Graduation
Last week around this time, I was on stage under bright football-stadium lights at our high school graduation. I’m amazed every year that despite this day being one of the longest days of the year for teachers, I’m always incredibly charged. It must be the excitement and energy that walks in with every eager mom’s dressy heels and every male student in his dad’s suit pants. I even drive away after the ceremony bursting with the powerful sense that I couldn’t be part of anything more rewarding.
The biggest advantage with being on stage this year was my vantage point. I got to see every student line up near the principal, adjust her cap a bit, try to nudge away that flutter in her stomach, have her name called, and then…walk. I swear to God that there is a moment, like a mirage, on each of those students’ faces where he looks like the man he will probably be in ten years, the man who will one day start a family and have a career. The same student who was in my club as a sophomore, in my class as a junior and then again as a senior, is now—in the matter of 1 day and a minute—an adult.
This idea moves me every year as the student evolves into a peer of sorts, as a reminder of where I was, and now more than ever, a glimpse into the day when I will adjust Layla and Zade’s graduation robe with shaky hands and a trembling chin as I say to them, “I remember your first day of school like it was yesterday, baby.”
The Next Day
The next morning, I treated myself to an episode of True Detective with no interruptions and left to pick up the kids at their grandparents’ house. On the drive to their house, a chemical reaction of sorts happened. A bunch of things mixed together that left me awkwardly trying to type words on my phone behind red lights so I could remember that moment.
1) Ray LaMontagne’s “Roses and Cigarettes” played on my Pandora mix.

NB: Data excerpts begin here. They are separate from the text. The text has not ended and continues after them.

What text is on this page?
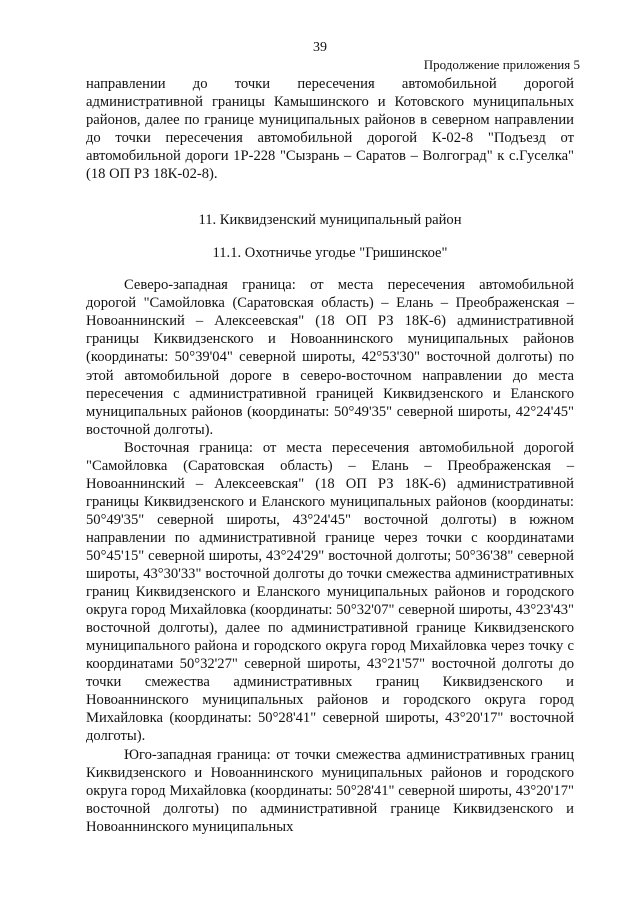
39
Продолжение приложения 5

направлении до точки пересечения автомобильной дорогой административной границы Камышинского и Котовского муниципальных районов, далее по границе муниципальных районов в северном направлении до точки пересечения автомобильной дорогой К-02-8 "Подъезд от автомобильной дороги 1Р-228 "Сызрань – Саратов – Волгоград" к с.Гуселка" (18 ОП РЗ 18К-02-8).

11. Киквидзенский муниципальный район
11.1. Охотничье угодье "Гришинское"

Северо-западная граница: от места пересечения автомобильной дорогой "Самойловка (Саратовская область) – Елань – Преображенская – Новоаннинский – Алексеевская" (18 ОП РЗ 18К-6) административной границы Киквидзенского и Новоаннинского муниципальных районов (координаты: 50°39'04" северной широты, 42°53'30" восточной долготы) по этой автомобильной дороге в северо-восточном направлении до места пересечения с административной границей Киквидзенского и Еланского муниципальных районов (координаты: 50°49'35" северной широты, 42°24'45" восточной долготы).

Восточная граница: от места пересечения автомобильной дорогой "Самойловка (Саратовская область) – Елань – Преображенская – Новоаннинский – Алексеевская" (18 ОП РЗ 18К-6) административной границы Киквидзенского и Еланского муниципальных районов (координаты: 50°49'35" северной широты, 43°24'45" восточной долготы) в южном направлении по административной границе через точки с координатами 50°45'15" северной широты, 43°24'29" восточной долготы; 50°36'38" северной широты, 43°30'33" восточной долготы до точки смежества административных границ Киквидзенского и Еланского муниципальных районов и городского округа город Михайловка (координаты: 50°32'07" северной широты, 43°23'43" восточной долготы), далее по административной границе Киквидзенского муниципального района и городского округа город Михайловка через точку с координатами 50°32'27" северной широты, 43°21'57" восточной долготы до точки смежества административных границ Киквидзенского и Новоаннинского муниципальных районов и городского округа город Михайловка (координаты: 50°28'41" северной широты, 43°20'17" восточной долготы).

Юго-западная граница: от точки смежества административных границ Киквидзенского и Новоаннинского муниципальных районов и городского округа город Михайловка (координаты: 50°28'41" северной широты, 43°20'17" восточной долготы) по административной границе Киквидзенского и Новоаннинского муниципальных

2) I was keenly aware of how folky, plaid, rustic, and southern I was feeling; I could have sipped on a pitcher of sweet tea at that very moment. I know that’s cliché, but anyone who has secretly craved sweet tea when ordering Pepsi in Chicago knows how meaningful and iconic that cold glass is really.
3) It set in that summer vacation was close.
Summer vacation. A symbol of rest before the onset of something big and new. Much like I add new flavors to my mother’s delicious zereshk polo recipe, the summer offers the beauty of something new added to something familiar. Heat and popsicles. Sprinklers and the swoosh of a ceiling fan. The grainy memories of our childhood mingled with the intangible hopes our future. “Acres of afternoon” meets images of wonder: the girl looking out the window and lazily tracing her fingertips along the window screen and imagining the next thing. For a while that next thing involved buying school supplies off the list that was sent home, and then it changed. And then it changed again.
The Ah-Ha Moment
When I’m driving alone and have had some time to myself, I remember summers that were about me. Now I busily plan and unplan my kids’ calendars. The undercurrent of all of it is that I want them to have the wonder of the summer. I want that beautiful boredom to mix with all the other stuff. It is through my own reflections I have become comfortable in The South, but it’s through my kids’ eyes I am offered a renewed perspective. Oh South, you’ve been patient with me, and I can’t deny that outside of craving Baker Square’s French silk pies and saying, “Ha, you haven’t even seen snow if you think this is bad,” I don’t long for my mid-west so much anymore.
I’ve anchored here. It’s here I became a teacher, a wife, a mother. After almost ten years of watching students graduate, I feel I’ve grazed the stage along with them. Yes, I’ll still look out the window and still wonder, but I’ll wonder even more about the “in between”–between how my babies in my arms became adults in others’ eyes, between my memories of my little southern children and how they will end up shaping their own.